Había una vez tres grandes amigas de la infancia. Inexorables, los años habían pasado y, ahora, se habían convertido en unas ancianas. Un día se reunieron para charlar y una de ellas se lamentó así:
-Queridas amigas, ¡qué cruel e implacable es el paso del tiempo! Cuánta amargura siento cuando veo mi piel ajada, mis cabellos encanecidos, estos ojos apagados... Mi rostro ha perdido toda su antigua frescura.
Otra comentó:
-Tienes razón. Envejecemos sin remedio. También yo sufro al contemplar en el espejo mis encías desdentadas, mis ojeras profundas y amoratadas, mis mejillas enjutas y mi cuello flácido y feo. Me miro en el espejo y no puedo reconocerme.

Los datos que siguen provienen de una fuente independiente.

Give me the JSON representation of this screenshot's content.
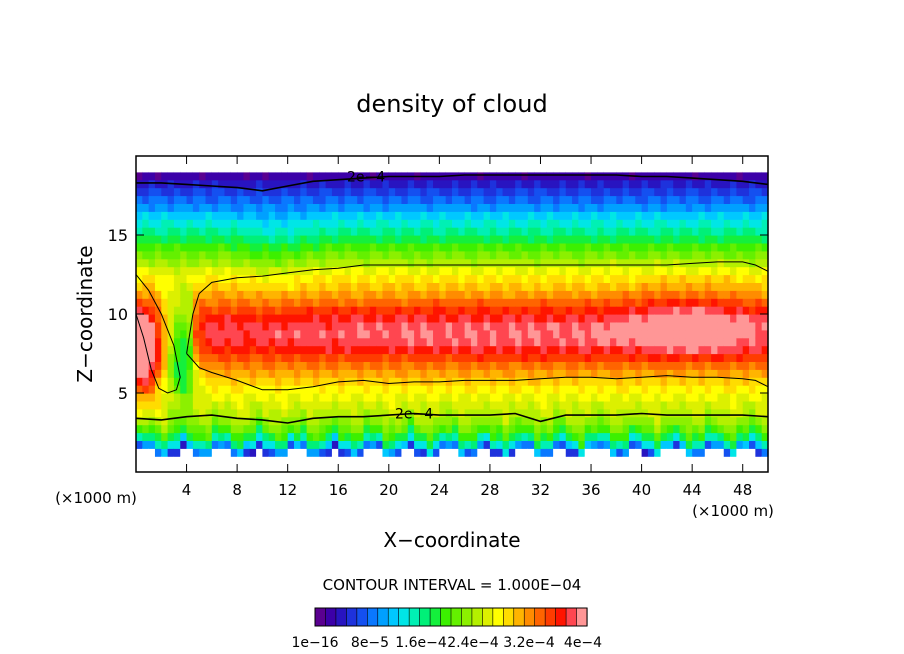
{
  "chart_data": {
    "type": "heatmap",
    "title": "density of cloud",
    "xlabel": "X−coordinate",
    "ylabel": "Z−coordinate",
    "x_unit": "(×1000 m)",
    "y_unit": "(×1000 m)",
    "xlim": [
      0,
      50
    ],
    "ylim": [
      0,
      20
    ],
    "x_ticks": [
      4,
      8,
      12,
      16,
      20,
      24,
      28,
      32,
      36,
      40,
      44,
      48
    ],
    "y_ticks": [
      5,
      10,
      15
    ],
    "contour_interval_text": "CONTOUR INTERVAL = 1.000E−04",
    "contour_label": "2e−4",
    "colorbar": {
      "labels": [
        "1e−16",
        "8e−5",
        "1.6e−4",
        "2.4e−4",
        "3.2e−4",
        "4e−4"
      ],
      "min": 0,
      "max": 0.0004,
      "n_levels": 26,
      "colors": [
        "#5a0090",
        "#3c00a8",
        "#2814c0",
        "#1e32dc",
        "#1450f0",
        "#0a78ff",
        "#00a0ff",
        "#00c8ff",
        "#00e6e6",
        "#00f0b4",
        "#00f078",
        "#14f03c",
        "#3cf000",
        "#64f000",
        "#8cf000",
        "#b4f000",
        "#dcf000",
        "#ffff00",
        "#ffdc00",
        "#ffb400",
        "#ff8c00",
        "#ff6400",
        "#ff3c00",
        "#ff1400",
        "#ff4650",
        "#ff9696"
      ]
    },
    "contour_lines": [
      {
        "level": "2e−4",
        "x": [
          0,
          2,
          4,
          6,
          8,
          10,
          12,
          14,
          16,
          18,
          20,
          22,
          24,
          26,
          28,
          30,
          32,
          34,
          36,
          38,
          40,
          42,
          44,
          46,
          48,
          50
        ],
        "y": [
          18.3,
          18.3,
          18.2,
          18.1,
          18.0,
          17.8,
          18.1,
          18.4,
          18.5,
          18.6,
          18.7,
          18.7,
          18.7,
          18.8,
          18.8,
          18.8,
          18.8,
          18.8,
          18.8,
          18.8,
          18.7,
          18.7,
          18.6,
          18.5,
          18.4,
          18.2
        ]
      },
      {
        "level": "2e−4",
        "x": [
          0,
          2,
          4,
          6,
          8,
          10,
          12,
          14,
          16,
          18,
          20,
          22,
          24,
          26,
          28,
          30,
          32,
          34,
          36,
          38,
          40,
          42,
          44,
          46,
          48,
          50
        ],
        "y": [
          3.4,
          3.3,
          3.5,
          3.6,
          3.4,
          3.3,
          3.1,
          3.4,
          3.5,
          3.5,
          3.6,
          3.7,
          3.6,
          3.6,
          3.6,
          3.7,
          3.2,
          3.6,
          3.6,
          3.6,
          3.7,
          3.6,
          3.6,
          3.6,
          3.6,
          3.5
        ]
      },
      {
        "level": "3e−4",
        "x": [
          0,
          1,
          2,
          3,
          3.5,
          3.2,
          2.5,
          1.8,
          1.2,
          0.6,
          0
        ],
        "y": [
          12.5,
          11.5,
          10.0,
          8.0,
          6.0,
          5.2,
          5.0,
          5.3,
          6.5,
          8.5,
          10
        ]
      },
      {
        "level": "3e−4",
        "x": [
          4,
          4.5,
          5,
          6,
          8,
          10,
          12,
          14,
          16,
          18,
          20,
          22,
          24,
          26,
          28,
          30,
          32,
          34,
          36,
          38,
          40,
          42,
          44,
          46,
          48,
          49,
          50,
          50,
          49,
          48,
          46,
          44,
          42,
          40,
          38,
          36,
          34,
          32,
          30,
          28,
          26,
          24,
          22,
          20,
          18,
          16,
          14,
          12,
          10,
          8,
          6,
          5,
          4
        ],
        "y": [
          7.5,
          10.0,
          11.3,
          12.0,
          12.3,
          12.4,
          12.6,
          12.8,
          12.9,
          13.1,
          13.1,
          13.1,
          13.1,
          13.1,
          13.1,
          13.1,
          13.1,
          13.1,
          13.1,
          13.1,
          13.1,
          13.1,
          13.2,
          13.3,
          13.3,
          13.1,
          12.7,
          5.4,
          5.8,
          5.9,
          6.0,
          6.0,
          6.1,
          6.0,
          5.9,
          6.0,
          6.0,
          5.9,
          5.8,
          5.8,
          5.8,
          5.7,
          5.7,
          5.6,
          5.8,
          5.7,
          5.4,
          5.2,
          5.2,
          5.8,
          6.3,
          6.6,
          7.5
        ]
      }
    ]
  }
}
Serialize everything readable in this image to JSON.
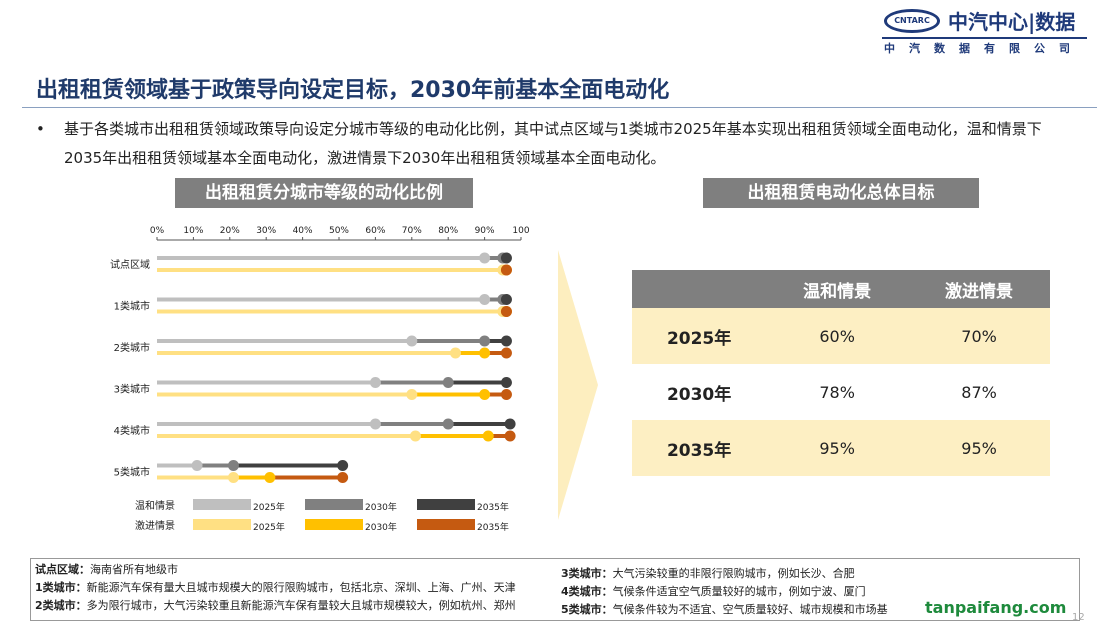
{
  "logo": {
    "emblem": "CNTARC",
    "main": "中汽中心|数据",
    "sub": "中汽数据有限公司"
  },
  "title": "出租租赁领域基于政策导向设定目标，2030年前基本全面电动化",
  "bullet": "基于各类城市出租租赁领域政策导向设定分城市等级的电动化比例，其中试点区域与1类城市2025年基本实现出租租赁领域全面电动化，温和情景下2035年出租租赁领域基本全面电动化，激进情景下2030年出租租赁领域基本全面电动化。",
  "left_header": "出租租赁分城市等级的动化比例",
  "right_header": "出租租赁电动化总体目标",
  "chart_data": {
    "type": "line",
    "title": "出租租赁分城市等级的动化比例",
    "x_ticks": [
      "0%",
      "10%",
      "20%",
      "30%",
      "40%",
      "50%",
      "60%",
      "70%",
      "80%",
      "90%",
      "100"
    ],
    "xlim": [
      0,
      100
    ],
    "categories": [
      "试点区域",
      "1类城市",
      "2类城市",
      "3类城市",
      "4类城市",
      "5类城市"
    ],
    "series": [
      {
        "name": "温和情景",
        "years": [
          "2025年",
          "2030年",
          "2035年"
        ],
        "colors": [
          "#bfbfbf",
          "#808080",
          "#404040"
        ],
        "values": [
          [
            90,
            95,
            96
          ],
          [
            90,
            95,
            96
          ],
          [
            70,
            90,
            96
          ],
          [
            60,
            80,
            96
          ],
          [
            60,
            80,
            97
          ],
          [
            11,
            21,
            51
          ]
        ]
      },
      {
        "name": "激进情景",
        "years": [
          "2025年",
          "2030年",
          "2035年"
        ],
        "colors": [
          "#ffe083",
          "#ffc000",
          "#c55a11"
        ],
        "values": [
          [
            95,
            96,
            96
          ],
          [
            95,
            96,
            96
          ],
          [
            82,
            90,
            96
          ],
          [
            70,
            90,
            96
          ],
          [
            71,
            91,
            97
          ],
          [
            21,
            31,
            51
          ]
        ]
      }
    ],
    "legend": "bottom"
  },
  "table": {
    "headers": [
      "",
      "温和情景",
      "激进情景"
    ],
    "rows": [
      [
        "2025年",
        "60%",
        "70%"
      ],
      [
        "2030年",
        "78%",
        "87%"
      ],
      [
        "2035年",
        "95%",
        "95%"
      ]
    ]
  },
  "footnotes": {
    "left": [
      [
        "试点区域：",
        "海南省所有地级市"
      ],
      [
        "1类城市：",
        "新能源汽车保有量大且城市规模大的限行限购城市，包括北京、深圳、上海、广州、天津"
      ],
      [
        "2类城市：",
        "多为限行城市，大气污染较重且新能源汽车保有量较大且城市规模较大，例如杭州、郑州"
      ]
    ],
    "right": [
      [
        "3类城市：",
        "大气污染较重的非限行限购城市，例如长沙、合肥"
      ],
      [
        "4类城市：",
        "气候条件适宜空气质量较好的城市，例如宁波、厦门"
      ],
      [
        "5类城市：",
        "气候条件较为不适宜、空气质量较好、城市规模和市场基"
      ]
    ]
  },
  "watermark": "tanpaifang.com",
  "page": "12"
}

Entonces la tercera amiga y la más avanzada en edad declaró:
-Vosotras sí que me dais lástima, de veras, ¡Pobres amigas mías! Yo también veo lo mismo que vosotras cuando me contemplo en el espejo. No os falta razón al decir que el paso del tiempo es implacable, y es por ello que el espejo ha ido perdiendo su poder de reflejar con fidelidad y su luna ha envejecido de tal modo que deforma todo lo que refleja. Es por eso que nos vemos así, por culpa del espejo, creedme.
REFLEXIÓN
Una de las más sólidas ataduras de la mente es el autoengaño. Los maestros de Oriente lo denominan ilusión o "maya", que impide ver la realidad como es y que origina confusión e inmadurez en la mente, robando el entendimiento correcto y el proceder diestro. Todos tendemos a tejer una impresionante urdimbre de autoengaños, para no vernos como somos. Si no nos vemos, ¿cómo podremos transformarnos? Tenemos que ser intrépidos para poder mirarnos cara a cara a nosotros mismos e ir descubriendo el lado difícil de nosotros para modificarlo. A través de la autoobservación llegaremos al autoconocimiento, y mediante el conocimiento de sí a la transformación de la mente y la autorrealización.